Dr. Rost's story is a personal one, told in a very readable and understandable, yet fast-paced manner. It tells how Pfizer, the world's largest pharmaceutical (and supposedly ethical) company reacted when he started to question dubious and illegal "off-label" sales practices, sexual shenanigans and finally, Pfizer's corporate and US national policies on drug pricing. As a Vice President of Marketing, he was pretty well placed to see the murkier side of his business. In that situation, you can do one of three things: you can shut up and carry on taking the fat salary (and I guess, even post-Enron, that's what usually happens), you can quit, or you can speak out. Dr. Rost chose the last option. Pfizer were not best pleased. I won't spoil the book by telling you what happened, but I can only admire Dr. Rost's ability to resist and triumph in an unbelievable situation that would have left most people shattered or suicidal.
It seems incredible that a major multi-national company (and especially one that presents itself both to its employees and to the outside world as a "caring, sharing" employer that "respects people" and "values diversity") would go to the extremes that Pfizer did (and still do), just to try (and fail) to shut up one lone dissenting voice. Yet Dr. Rost gives exquisite details of all of the expensive lawyers, spooks, intimidation and surveillance techniques that Pfizer ranged against him in an unbelievably spiteful effort to cow him into silence. It's not surprising that Pfizer's products come at a premium price, given the legal overheads they must have.
Such a tale could easily come across as a spot of axe-grinding by a bitter ex-employee. This doesn't. It's a rattlingly good, intelligently-told yarn and a compulsive page-turner. I devoured the whole thing in a couple of hours. Not only does Rost make the US legal stuff understandable, he also provides some laugh-out-loud moments (like his brush with Pfizer's "decruitment consultants" during its hostile take-over of Pharmacia) and some serious general observations as well.

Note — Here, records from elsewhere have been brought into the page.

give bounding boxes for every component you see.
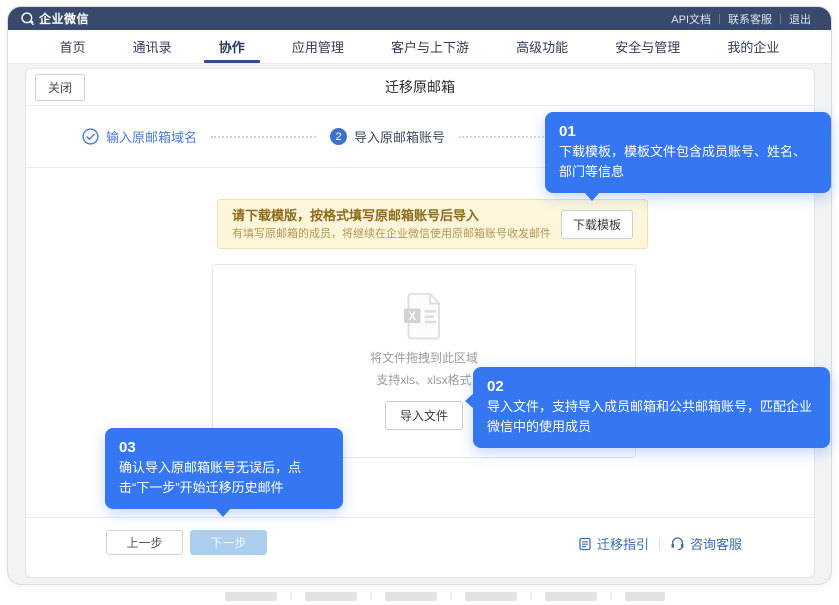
svg-text:X: X (408, 311, 416, 323)
main-nav: 首页 通讯录 协作 应用管理 客户与上下游 高级功能 安全与管理 我的企业 (8, 30, 831, 64)
clipped-link (305, 592, 357, 601)
separator (530, 593, 532, 600)
page-title: 迁移原邮箱 (26, 77, 814, 97)
card-header: 关闭 迁移原邮箱 (26, 69, 814, 106)
close-button[interactable]: 关闭 (35, 74, 85, 101)
notice-subtitle: 有填写原邮箱的成员，将继续在企业微信使用原邮箱账号收发邮件 (232, 226, 551, 243)
brand: 企业微信 (20, 10, 89, 27)
clipped-link (545, 592, 597, 601)
separator (450, 593, 452, 600)
nav-item-advanced[interactable]: 高级功能 (510, 30, 574, 63)
wecom-logo-icon (20, 11, 35, 26)
active-tab-underline (204, 60, 260, 63)
separator (370, 593, 372, 600)
clipped-link (385, 592, 437, 601)
consult-support-label: 咨询客服 (690, 534, 742, 553)
footer-links: 迁移指引 咨询客服 (578, 534, 742, 553)
nav-item-label: 协作 (219, 37, 245, 56)
notice-title: 请下载模版，按格式填写原邮箱账号后导入 (232, 206, 551, 226)
dropzone-hint-line2: 支持xls、xlsx格式 (376, 371, 471, 390)
tooltip-step-number: 03 (119, 437, 329, 458)
nav-item-home[interactable]: 首页 (54, 30, 92, 63)
separator (290, 593, 292, 600)
separator (659, 538, 660, 550)
check-circle-icon (82, 128, 99, 145)
migration-guide-link[interactable]: 迁移指引 (578, 534, 649, 553)
clipped-footer-links (225, 592, 665, 601)
step-enter-domain: 输入原邮箱域名 (82, 127, 197, 146)
clipped-link (625, 592, 665, 601)
tooltip-arrow-left (465, 393, 474, 409)
nav-item-apps[interactable]: 应用管理 (286, 30, 350, 63)
nav-item-collaboration[interactable]: 协作 (213, 30, 251, 63)
consult-support-link[interactable]: 咨询客服 (670, 534, 742, 553)
tooltip-text: 导入文件，支持导入成员邮箱和公共邮箱账号，匹配企业微信中的使用成员 (487, 397, 816, 437)
tooltip-step-number: 02 (487, 376, 816, 397)
document-icon (578, 537, 592, 551)
nav-item-my-company[interactable]: 我的企业 (721, 30, 785, 63)
download-template-button[interactable]: 下载模板 (561, 210, 633, 239)
guide-tooltip-01: 01 下载模板，模板文件包含成员账号、姓名、部门等信息 (545, 112, 831, 193)
nav-item-partners[interactable]: 客户与上下游 (385, 30, 475, 63)
step-connector (211, 136, 316, 138)
tooltip-arrow-down (584, 192, 600, 201)
step-label: 输入原邮箱域名 (106, 127, 197, 146)
previous-step-button[interactable]: 上一步 (106, 530, 183, 555)
migration-guide-label: 迁移指引 (597, 534, 649, 553)
notice-text: 请下载模版，按格式填写原邮箱账号后导入 有填写原邮箱的成员，将继续在企业微信使用… (232, 206, 551, 242)
step-label: 导入原邮箱账号 (354, 127, 445, 146)
separator (610, 593, 612, 600)
nav-item-security[interactable]: 安全与管理 (609, 30, 686, 63)
clipped-link (225, 592, 277, 601)
guide-tooltip-02: 02 导入文件，支持导入成员邮箱和公共邮箱账号，匹配企业微信中的使用成员 (473, 367, 830, 448)
excel-file-icon: X (402, 292, 446, 340)
step-import-accounts: 2 导入原邮箱账号 (330, 127, 445, 146)
tooltip-text: 确认导入原邮箱账号无误后，点击“下一步”开始迁移历史邮件 (119, 458, 329, 498)
download-template-notice: 请下载模版，按格式填写原邮箱账号后导入 有填写原邮箱的成员，将继续在企业微信使用… (217, 199, 648, 249)
dropzone-hint-line1: 将文件拖拽到此区域 (370, 349, 478, 368)
tooltip-step-number: 01 (559, 121, 817, 142)
clipped-link (465, 592, 517, 601)
footer-divider (26, 517, 814, 518)
guide-tooltip-03: 03 确认导入原邮箱账号无误后，点击“下一步”开始迁移历史邮件 (105, 428, 343, 509)
topbar: 企业微信 API文档 联系客服 退出 (8, 7, 831, 30)
api-docs-link[interactable]: API文档 (663, 11, 719, 27)
headset-icon (670, 536, 685, 551)
nav-item-contacts[interactable]: 通讯录 (127, 30, 178, 63)
brand-name: 企业微信 (39, 10, 89, 27)
step-number-badge: 2 (330, 128, 347, 145)
import-file-button[interactable]: 导入文件 (385, 401, 463, 430)
topbar-links: API文档 联系客服 退出 (663, 11, 819, 27)
tooltip-text: 下载模板，模板文件包含成员账号、姓名、部门等信息 (559, 142, 817, 182)
screen: 企业微信 API文档 联系客服 退出 首页 通讯录 协作 应用管理 客户与上下游… (0, 0, 839, 605)
next-step-button[interactable]: 下一步 (190, 530, 267, 555)
contact-support-link[interactable]: 联系客服 (720, 11, 780, 27)
logout-link[interactable]: 退出 (781, 11, 819, 27)
tooltip-arrow-down (215, 508, 231, 517)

Chapter 19 ("How Corrupt Is The Drug Industry?") is particularly thought-provoking - Dr. Rost suggests that an industry that "leverages its scale" by regarding nine-figure fines for illegal activities as an acceptable cost of business should rightly be labelled a criminal one. How is it possible to disagree?
For anyone in the UK who follows the politics of the global healthcare industry, or indeed for anyone in the UK who works in it, this book is a must-read. Buy it.
-Amazon UK
1 comment:
Pretty great endorsement, congratulations.
Hey, what's that tug? I had a twinge of wanting to buy it.